Deinen mir angenehmen Brief vom 20. September habe ich richtig erhalten und sage von Herzen Amen auf Deine Wünsche und auf die von Dir ausgesprochenen Wahrheiten. Der HErr vollbringe in und durch uns alles, was seinem Willen wohlgefällt, und erfülle uns und all unser Tun und Leiden mit seiner göttlichen Liebe, ohne welche wir und alles, was wir haben und verrichten, tot und ganz ohne Wert sind! Jede Sache wirkt nach ihrer Beschaffenheit, und jeder Baum trägt Früchte nach seiner Art. Was ist der Mensch an und für sich selbst? was hat er? was ist sein Tun? Ist nicht alles menschlich? d. h. sehr gering und unlauter, wenn nicht ein anderes Leben, nämlich die reine Liebe zu Gott zu Grund liegt. Das beste ist Schein und Prunkwerk, von dem in der Feuerprobe nichts offenbar wird. Ich denke an 1. Kor. 3, 13. Ich weiß zwar nicht recht, liebe Schwester, warum ich dieses schreibe; aber so viel ist wahr, dass ich seit einiger Zeit die Wahrheit von der Schönheit und Reinheit der Liebe Gottes viel mit mir herumgetragen habe und darauf hingewiesen werde. Ich sehe den Menschen so versunken und gefangen in sich selbst, er arbeitet und wühlt in sich selbst, er kommt nicht empor noch überwindet er das Hindernis, und in und für sich selbst suchend, findet er kein wahrhaftiges Gut und keine bleibende Ruhe, sondern bleibt versunken und gefangen in sich selbst, immer im Elende. Er muss niedersinken, warten und Platz machen der Kraft, die aus seinem Unvermögen, dem Guten, das aus der Erkenntnis seines Bösen, und dem Leben, das aus dem Tode seines Ichs durch die Gnade in Ihm geboren wird: und das ist die reine Liebe Gottes, die der Herr Jesus mitteilt. Diese göttliche Liebe allein kann uns aus uns selbst bringen und über all unser Elend erheben, weil sie uns selbst vergessen lässt und uns zu Gott führt, indem sie Ihn zum Gegenstand unsrer völligen Erwartung, Ihn zu unserm Vorrat mitten in unserm Mangel macht und in Ihm allein ruht. Diese Liebe ist und macht frei, einfältig, ruhig und rein; sie ist wie ein lauterer Strom des lebendigen Wassers klar wie Kristall (Offenb. 22, 1), der alles auswirft, was nicht von Gott kommt, und der wieder rein zu Ihm zurückfließt. Dieses lebendige Wasser entspringt aus und führt wieder zu dem Stuhle Gottes und des Lammes; denn aus Ihm und zu Ihm sind alle Dinge, welche die Armen im Geist haben. Ihm sei die Ehre in Ewigkeit! Amen.
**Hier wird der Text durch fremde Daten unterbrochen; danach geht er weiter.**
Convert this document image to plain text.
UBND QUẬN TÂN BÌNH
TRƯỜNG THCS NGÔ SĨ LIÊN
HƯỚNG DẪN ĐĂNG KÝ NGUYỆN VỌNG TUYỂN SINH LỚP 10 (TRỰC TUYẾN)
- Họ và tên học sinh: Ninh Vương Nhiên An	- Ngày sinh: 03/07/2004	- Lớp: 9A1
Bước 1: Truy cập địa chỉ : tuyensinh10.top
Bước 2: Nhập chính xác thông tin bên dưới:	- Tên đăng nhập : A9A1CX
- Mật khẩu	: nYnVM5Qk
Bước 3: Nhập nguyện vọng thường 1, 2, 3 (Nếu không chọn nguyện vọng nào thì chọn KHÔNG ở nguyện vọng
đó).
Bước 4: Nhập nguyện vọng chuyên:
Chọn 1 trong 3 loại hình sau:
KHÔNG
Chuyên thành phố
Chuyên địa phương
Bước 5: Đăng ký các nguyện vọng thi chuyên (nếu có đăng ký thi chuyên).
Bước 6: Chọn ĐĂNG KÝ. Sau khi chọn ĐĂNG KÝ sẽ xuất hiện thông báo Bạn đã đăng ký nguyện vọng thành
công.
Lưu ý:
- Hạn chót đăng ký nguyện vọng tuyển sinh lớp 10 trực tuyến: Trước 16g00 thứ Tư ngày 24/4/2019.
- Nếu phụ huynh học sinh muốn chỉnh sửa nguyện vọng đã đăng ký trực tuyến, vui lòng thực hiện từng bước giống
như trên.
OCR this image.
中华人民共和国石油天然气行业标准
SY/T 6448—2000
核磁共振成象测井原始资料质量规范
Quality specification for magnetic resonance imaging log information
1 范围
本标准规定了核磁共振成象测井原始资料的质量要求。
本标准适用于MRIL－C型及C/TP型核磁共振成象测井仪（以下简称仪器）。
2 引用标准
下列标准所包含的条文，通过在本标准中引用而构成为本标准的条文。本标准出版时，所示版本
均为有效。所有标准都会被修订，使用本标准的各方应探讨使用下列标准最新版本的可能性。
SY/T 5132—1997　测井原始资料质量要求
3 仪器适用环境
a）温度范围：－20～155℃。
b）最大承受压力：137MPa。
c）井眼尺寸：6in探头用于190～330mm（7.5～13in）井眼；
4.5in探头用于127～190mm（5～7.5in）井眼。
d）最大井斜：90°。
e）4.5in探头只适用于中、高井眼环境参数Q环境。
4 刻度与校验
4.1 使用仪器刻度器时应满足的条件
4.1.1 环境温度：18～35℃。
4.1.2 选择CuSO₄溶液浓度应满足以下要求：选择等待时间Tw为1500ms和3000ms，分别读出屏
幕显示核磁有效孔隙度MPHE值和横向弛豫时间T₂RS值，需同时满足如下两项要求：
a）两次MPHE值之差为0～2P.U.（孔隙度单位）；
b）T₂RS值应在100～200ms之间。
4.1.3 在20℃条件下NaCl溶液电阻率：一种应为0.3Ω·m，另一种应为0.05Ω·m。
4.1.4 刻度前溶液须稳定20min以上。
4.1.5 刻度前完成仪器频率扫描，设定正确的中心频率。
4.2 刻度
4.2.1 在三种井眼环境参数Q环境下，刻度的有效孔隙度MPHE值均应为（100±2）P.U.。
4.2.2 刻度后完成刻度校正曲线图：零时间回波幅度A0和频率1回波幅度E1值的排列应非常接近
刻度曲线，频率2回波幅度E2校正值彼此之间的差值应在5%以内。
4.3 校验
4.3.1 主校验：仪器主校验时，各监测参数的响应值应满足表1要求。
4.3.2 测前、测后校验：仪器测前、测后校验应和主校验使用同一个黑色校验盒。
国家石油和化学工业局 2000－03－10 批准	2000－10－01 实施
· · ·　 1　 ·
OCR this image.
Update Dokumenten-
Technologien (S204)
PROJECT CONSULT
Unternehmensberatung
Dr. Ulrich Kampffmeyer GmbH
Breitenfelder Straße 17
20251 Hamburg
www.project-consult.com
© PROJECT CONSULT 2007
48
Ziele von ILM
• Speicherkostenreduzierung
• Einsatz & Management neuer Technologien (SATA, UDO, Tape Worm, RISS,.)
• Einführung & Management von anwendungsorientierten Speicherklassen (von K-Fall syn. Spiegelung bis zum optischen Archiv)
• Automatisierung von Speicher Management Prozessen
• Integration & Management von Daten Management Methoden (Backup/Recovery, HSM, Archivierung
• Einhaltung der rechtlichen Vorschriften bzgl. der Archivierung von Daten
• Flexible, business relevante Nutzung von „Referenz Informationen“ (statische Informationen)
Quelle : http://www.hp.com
Dies ist dann noch so meine Arbeit ohne Arbeit, dass ich in meinem Nichts und meiner Armut ruhe, indem ich bloß wünsche, in und durch diese Liebe zu leben. Jetzt scheine ich so auszusehen, dann wieder anders; jetzt stelle ich einigermaßen einen Held vor, und dann bin ich wieder in Armut und Schwäche, so dass ich Mitleiden mit mir selbst bekommen würde, wenn ich dabei stehen bleiben wollte. Aber dem HErrn sei Dank, dass Er mir dies nicht lange erlaubt, und in meinem Herzen eine köstliche Freude erweckt an dem, was er ist, und dass er es allein ist. Nun, meine liebe Schwester, ich weiß Dir dann auch nichts Besseres zu wünschen, als dass diese göttliche Liebe Dein Herz und Leben beseele! Erflehe dasselbe auch für mich, wenn es Dir eingegeben wird; mir scheint, die Liebe muss Dich dazu verpflichten, weil Du nicht so viel mit Menschen und allerlei Menschen umzugehen brauchst, wie ich, der ich doch so gebrechlich und blind bin. Ich bleibe durch die Gnade

Dein schwacher aber treuverbundener Bruder.

Mülheim, den 11. Oktober 1746.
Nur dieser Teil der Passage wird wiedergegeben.